Assim como PC Farias se ocupava de tudo para Collor, inclusive pagar contas da “madame”, MC Cid era o faz-tudo de Bozo, realizando tarefas variadas, de tentar desembaraçar joias em alfândega até organizar golpe e obter carteira de vacinação para o chefe

Questionado pelos repórteres do Metrópoles sobre o porquê de MC Cid pagar suas contas e as da primeira-dama, Bolsonaro respondeu que isto “fazia parte de suas atribuições” como ajudante-de-ordens, e citou o decreto nº 10.374, de 2020, assinado por ele mesmo, que diz o seguinte: “Art. 8º: À Ajudância de Ordens compete: I – prestar os serviços de assistência direta e imediata ao Presidente da República nos assuntos de natureza pessoal, em regime de atendimento permanente e ininterrupto, em Brasília ou em viagem; II – receber as correspondências e os objetos entregues ao Presidente da República em cerimônias e viagens e encaminhá-los aos setores competentes; e III – realizar outras atividades determinadas pelo Chefe do Gabinete Pessoal do Presidente da República”.

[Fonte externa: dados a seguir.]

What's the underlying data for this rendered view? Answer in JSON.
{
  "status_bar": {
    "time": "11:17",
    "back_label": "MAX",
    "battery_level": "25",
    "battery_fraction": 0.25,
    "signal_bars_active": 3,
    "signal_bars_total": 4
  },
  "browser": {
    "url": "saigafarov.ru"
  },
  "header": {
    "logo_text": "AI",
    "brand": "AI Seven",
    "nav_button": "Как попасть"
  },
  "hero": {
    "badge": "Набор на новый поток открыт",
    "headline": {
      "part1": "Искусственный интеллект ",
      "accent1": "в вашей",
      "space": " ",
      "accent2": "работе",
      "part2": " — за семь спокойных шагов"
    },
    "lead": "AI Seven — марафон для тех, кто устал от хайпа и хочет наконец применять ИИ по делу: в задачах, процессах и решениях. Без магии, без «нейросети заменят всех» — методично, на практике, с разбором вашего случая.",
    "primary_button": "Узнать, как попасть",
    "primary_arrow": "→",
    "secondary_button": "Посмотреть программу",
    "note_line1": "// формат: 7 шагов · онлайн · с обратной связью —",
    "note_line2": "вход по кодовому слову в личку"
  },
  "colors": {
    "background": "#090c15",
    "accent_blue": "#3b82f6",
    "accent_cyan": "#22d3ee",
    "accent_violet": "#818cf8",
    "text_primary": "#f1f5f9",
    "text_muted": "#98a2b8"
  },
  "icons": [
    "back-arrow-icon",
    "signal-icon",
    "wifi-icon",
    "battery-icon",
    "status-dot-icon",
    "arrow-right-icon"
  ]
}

O relatório da CPI que investigou o governo Collor em agosto de 1992 constatou que as despesas pessoais do presidente eram pagas por “fantasmas” que abasteciam suas contas. Ainda de acordo com o texto, essas contas fantasmas eram criação do esquema PC. A CPI também concluiu que Paulo César Farias falava em nome do presidente da República, que recebeu vantagens econômicas indevidas.

Já Bolsonaro disse que todos os gastos efetuados por Mauro César Cid eram feitos com recursos de sua conta pessoal, não com dinheiro público. Se isso é verdade ou não, é o que irá se descobrir agora: de acordo com informações preliminares da Polícia Federal, os recursos para os gastos da madame saíam de uma empresa com contratos com o governo, a Cedro do Líbano Comércio de Madeiras e Materiais para Construção, com sede em Goiânia e fornecedora da Codevasf.

Quem sabe, como na década de 1990, convoca-se uma CPI para esclarecer tudo?